When I went to the Museum of Natural History in NYC with TM in the late '90s, we both agreed that you would like that place.  You were an agricultural engineer as well as an industrial one.  Even in the drought of '88.

I am so sorry that you were so stressed and I never stepped up to help as much as I could have or should have.  Your live was amazingly busy and you liked it that way.  Lance remembers you gold Cadillac and your tan leather car coat type jacket back in the 80s.  You liked your car and your smokes.  I am glad you didn't have to suffer for too long without your life and your community.  You went away for three months in a maze of interventions before you died.  You tried so hard to live.

Thank you for everything you taught me.   I heard and knew you even when I didn't acknowledge it.

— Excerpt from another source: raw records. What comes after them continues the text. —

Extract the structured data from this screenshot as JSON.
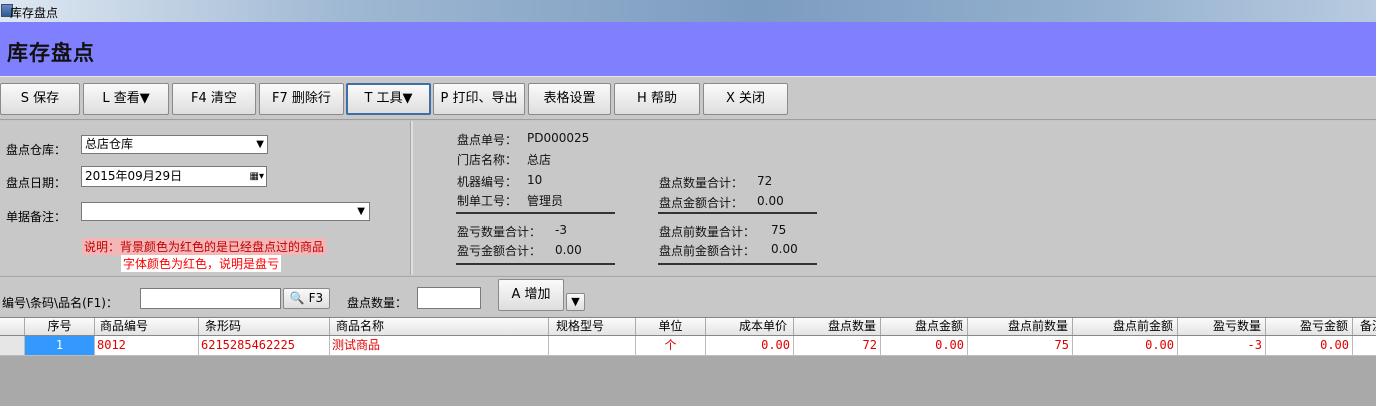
{
  "window": {
    "title": "库存盘点"
  },
  "header": {
    "title": "库存盘点"
  },
  "toolbar": {
    "buttons": [
      {
        "label": "S 保存"
      },
      {
        "label": "L 查看▼"
      },
      {
        "label": "F4 清空"
      },
      {
        "label": "F7 删除行"
      },
      {
        "label": "T 工具▼"
      },
      {
        "label": "P 打印、导出"
      },
      {
        "label": "表格设置"
      },
      {
        "label": "H 帮助"
      },
      {
        "label": "X 关闭"
      }
    ]
  },
  "form": {
    "warehouse_label": "盘点仓库：",
    "warehouse_value": "总店仓库",
    "date_label": "盘点日期：",
    "date_value": "2015年09月29日",
    "remark_label": "单据备注：",
    "remark_value": "",
    "note_line1": "说明：背景颜色为红色的是已经盘点过的商品",
    "note_line2": "字体颜色为红色，说明是盘亏"
  },
  "info": {
    "order_no_label": "盘点单号：",
    "order_no": "PD000025",
    "store_label": "门店名称：",
    "store": "总店",
    "machine_label": "机器编号：",
    "machine": "10",
    "operator_label": "制单工号：",
    "operator": "管理员",
    "qty_total_label": "盘点数量合计：",
    "qty_total": "72",
    "amount_total_label": "盘点金额合计：",
    "amount_total": "0.00",
    "diff_qty_label": "盈亏数量合计：",
    "diff_qty": "-3",
    "diff_amount_label": "盈亏金额合计：",
    "diff_amount": "0.00",
    "before_qty_label": "盘点前数量合计：",
    "before_qty": "75",
    "before_amount_label": "盘点前金额合计：",
    "before_amount": "0.00"
  },
  "search": {
    "label": "编号\\条码\\品名(F1)：",
    "value": "",
    "button_label": "F3",
    "qty_label": "盘点数量：",
    "qty_value": "",
    "add_label": "A 增加"
  },
  "grid": {
    "columns": [
      "序号",
      "商品编号",
      "条形码",
      "商品名称",
      "规格型号",
      "单位",
      "成本单价",
      "盘点数量",
      "盘点金额",
      "盘点前数量",
      "盘点前金额",
      "盈亏数量",
      "盈亏金额",
      "备注"
    ],
    "rows": [
      [
        "1",
        "8012",
        "6215285462225",
        "测试商品",
        "",
        "个",
        "0.00",
        "72",
        "0.00",
        "75",
        "0.00",
        "-3",
        "0.00",
        ""
      ]
    ]
  },
  "colors": {
    "header_bg": "#8080ff",
    "selection": "#3399ff",
    "loss_text": "#e00000",
    "note_bg": "#f4b6b6"
  }
}
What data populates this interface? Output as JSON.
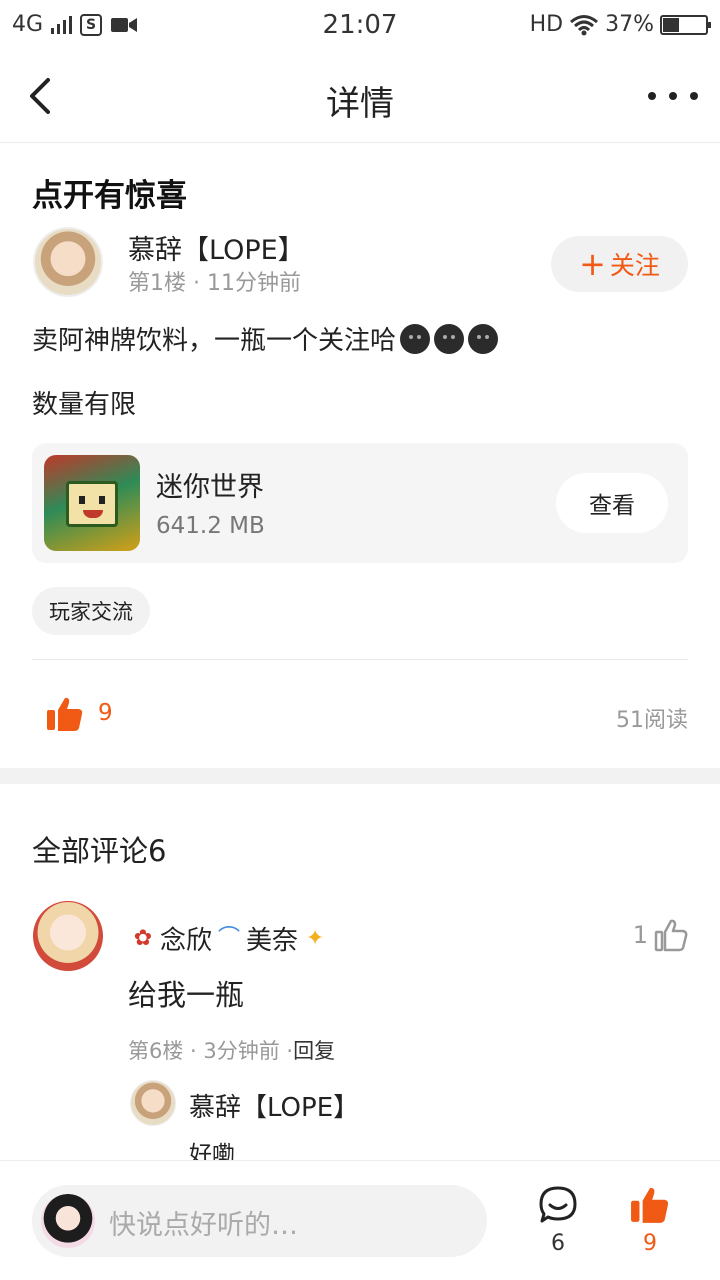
{
  "status_bar": {
    "network": "4G",
    "time": "21:07",
    "hd": "HD",
    "battery": "37%",
    "battery_level": 0.37
  },
  "header": {
    "title": "详情"
  },
  "post": {
    "title": "点开有惊喜",
    "author": "慕辞【LOPE】",
    "meta": "第1楼 · 11分钟前",
    "follow_label": "关注",
    "line1": "卖阿神牌饮料，一瓶一个关注哈",
    "line2": "数量有限",
    "game": {
      "name": "迷你世界",
      "size": "641.2 MB",
      "view_label": "查看"
    },
    "tag": "玩家交流",
    "like_count": "9",
    "read_count": "51阅读"
  },
  "comments": {
    "title": "全部评论6",
    "items": [
      {
        "name_part1": "念欣",
        "name_part2": "美奈",
        "likes": "1",
        "text": "给我一瓶",
        "meta": "第6楼 · 3分钟前 ·",
        "reply_label": "回复",
        "reply": {
          "author": "慕辞【LOPE】",
          "text": "好嘞"
        }
      }
    ]
  },
  "bottom_bar": {
    "placeholder": "快说点好听的…",
    "comment_count": "6",
    "like_count": "9"
  },
  "colors": {
    "accent": "#f05a14"
  }
}
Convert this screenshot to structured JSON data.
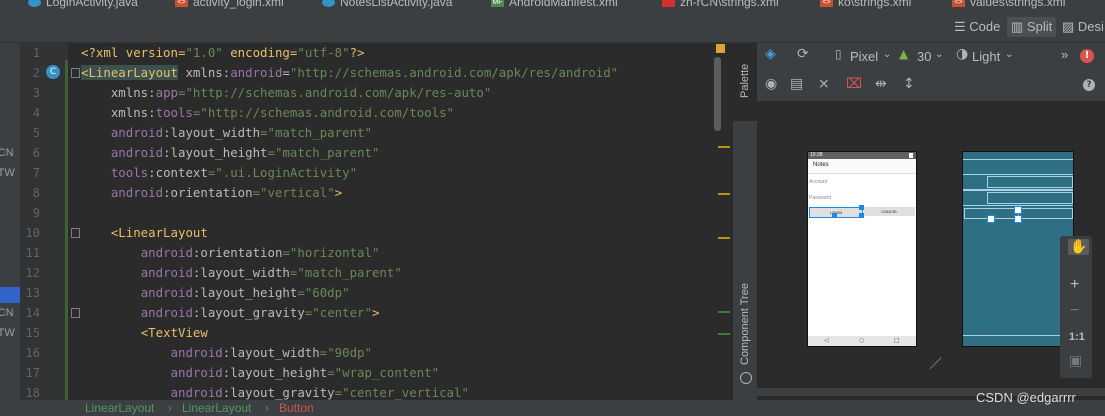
{
  "tabs": [
    {
      "label": "LoginActivity.java",
      "active": false,
      "icon": "java-class-icon"
    },
    {
      "label": "activity_login.xml",
      "active": true,
      "icon": "layout-xml-icon"
    },
    {
      "label": "NotesListActivity.java",
      "active": false,
      "icon": "java-class-icon"
    },
    {
      "label": "AndroidManifest.xml",
      "active": false,
      "icon": "manifest-icon"
    },
    {
      "label": "zh-rCN\\strings.xml",
      "active": false,
      "icon": "flag-icon"
    },
    {
      "label": "ko\\strings.xml",
      "active": false,
      "icon": "xml-icon"
    },
    {
      "label": "values\\strings.xml",
      "active": false,
      "icon": "xml-icon"
    }
  ],
  "view_modes": {
    "code": "Code",
    "split": "Split",
    "design": "Desi"
  },
  "left_strip": [
    "rCN",
    "rTW",
    "rCN",
    "rTW"
  ],
  "line_numbers": [
    "1",
    "2",
    "3",
    "4",
    "5",
    "6",
    "7",
    "8",
    "9",
    "10",
    "11",
    "12",
    "13",
    "14",
    "15",
    "16",
    "17",
    "18"
  ],
  "code": {
    "l1_a": "<?xml version=",
    "l1_b": "\"1.0\"",
    "l1_c": " encoding=",
    "l1_d": "\"utf-8\"",
    "l1_e": "?>",
    "l2_tag": "<LinearLayout",
    "l2_ns": " xmlns:",
    "l2_attr": "android",
    "l2_eq": "=",
    "l2_val": "\"http://schemas.android.com/apk/res/android\"",
    "l3_ns": "xmlns:",
    "l3_attr": "app",
    "l3_val": "=\"http://schemas.android.com/apk/res-auto\"",
    "l4_ns": "xmlns:",
    "l4_attr": "tools",
    "l4_val": "=\"http://schemas.android.com/tools\"",
    "l5_ns": "android",
    "l5_attr": ":layout_width",
    "l5_val": "=\"match_parent\"",
    "l6_ns": "android",
    "l6_attr": ":layout_height",
    "l6_val": "=\"match_parent\"",
    "l7_ns": "tools",
    "l7_attr": ":context",
    "l7_val": "=\".ui.LoginActivity\"",
    "l8_ns": "android",
    "l8_attr": ":orientation",
    "l8_val": "=\"vertical\"",
    "l8_end": ">",
    "l10_tag": "<LinearLayout",
    "l11_ns": "android",
    "l11_attr": ":orientation",
    "l11_val": "=\"horizontal\"",
    "l12_ns": "android",
    "l12_attr": ":layout_width",
    "l12_val": "=\"match_parent\"",
    "l13_ns": "android",
    "l13_attr": ":layout_height",
    "l13_val": "=\"60dp\"",
    "l14_ns": "android",
    "l14_attr": ":layout_gravity",
    "l14_val": "=\"center\"",
    "l14_end": ">",
    "l15_tag": "<TextView",
    "l16_ns": "android",
    "l16_attr": ":layout_width",
    "l16_val": "=\"90dp\"",
    "l17_ns": "android",
    "l17_attr": ":layout_height",
    "l17_val": "=\"wrap_content\"",
    "l18_ns": "android",
    "l18_attr": ":layout_gravity",
    "l18_val": "=\"center_vertical\""
  },
  "side_labels": {
    "palette": "Palette",
    "component_tree": "Component Tree"
  },
  "design_toolbar": {
    "device": "Pixel",
    "api": "30",
    "theme": "Light"
  },
  "preview": {
    "status_time": "10:28",
    "app_title": "Notes",
    "account_hint": "Account",
    "password_hint": "Password",
    "login_button": "LOGIN",
    "cancel_button": "CANCEL"
  },
  "zoom": {
    "zoom_in": "+",
    "zoom_out": "−",
    "actual_size": "1:1"
  },
  "breadcrumb": [
    "LinearLayout",
    "LinearLayout",
    "Button"
  ],
  "watermark": "CSDN @edgarrrr",
  "colors": {
    "accent": "#4a88c7",
    "tag": "#e8bf6a",
    "attr_ns": "#9876aa",
    "string": "#6a8759",
    "breadcrumb": "#4e9a5f",
    "breadcrumb_last": "#c75450"
  }
}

You raised us all to have solid values and traditional character that is sometimes lost in the world. Your whole family misses you and cannot wait to see you again.


Friday, June 2, 2017

'Sup

I have a new job as a SOM for a start up.  It's pretty interesting.  I am definitely learning as I go with Excel, which is cool.  Back when I took Adobe PageMaker through expensive courses my employer covered, you couldn't find all the instructions on line.  My boss lives in Chicago so I rarely see him.  I had a 6th floor private office in a huge complex we had rented from.  But, last week we moved to this nice building in a wooded lot within the corporate complex wasteland.  It has an atrium and desks and booths which is great.  Because I am now in a non window office with three programmers, the CEO, and my boss when he comes up.  So, many of us will utilize the vast atrium space for work.  My office is portable...I am using it right now.  It's a good gig and hopefully, we can launch this nice little start up.

Natalie graduated from 8th grade.  They wore cardinal red cap & gown and she got an honor cord to wear and everything.  She is such an awesome kid.   She will do great things because she cares, and she works hard in school and her athletic pursuits as well.   We exposed both kids to a lot but so did everyone else in their sports obsessed town and school.  Natalie shined all on her own.  I can't put into words how much I love her.  She is really still very close to me and knows I more than have her back.  But she is 14 and going off to a big high school next year.  She will be exposed to all kinds of people and opportunities so our conversations will change a lot.  I have to let go and hopefully she will stay close.  She is so intuitive and has always been part of showing me the way through the unknown.  

It's nice to have a graduation ceremony as meaningful as she did.  50 kids, lots of memories good and bad but what I remember most about Natalie's days were her steadfastness and hope and hard work.  

Four more years.   Presence.

Charlotte worked up the nerve to transfer to public school.  She transferred at semester so she could hang with the elementary crowd before going off to middle school, which will be quite a different experience.  It can be great.  Middle school is hard everywhere, I'm told.  She will be 11 in 7 days.  I don't know how to slow down this fast moving train.  She has four more days of CCES.  It was a great semester and I am so proud of her.  She is so sweet and kind and she has learned a lot about people that she hadn't learned in Catholic school.  

I have gotten into reading James Altucher and am trying to improve my business skills.  The seven months of freelancer salary really knocked us down fiscally.  Things are slowly getting back on track but with the rental going down in a freak explosion, it was an interesting year.  I am so glad I left my old job.  I think back on how much I started to lose my mind with the travel.  It was totally unmanageable and I am surprised we made it through those last few years.  I haven't traveled in over a year.  It's odd and freeing yet I got pretty good at it so I miss the adventure.

It's the beginning of June.  I am going to use this month as a foundation for my growth plan.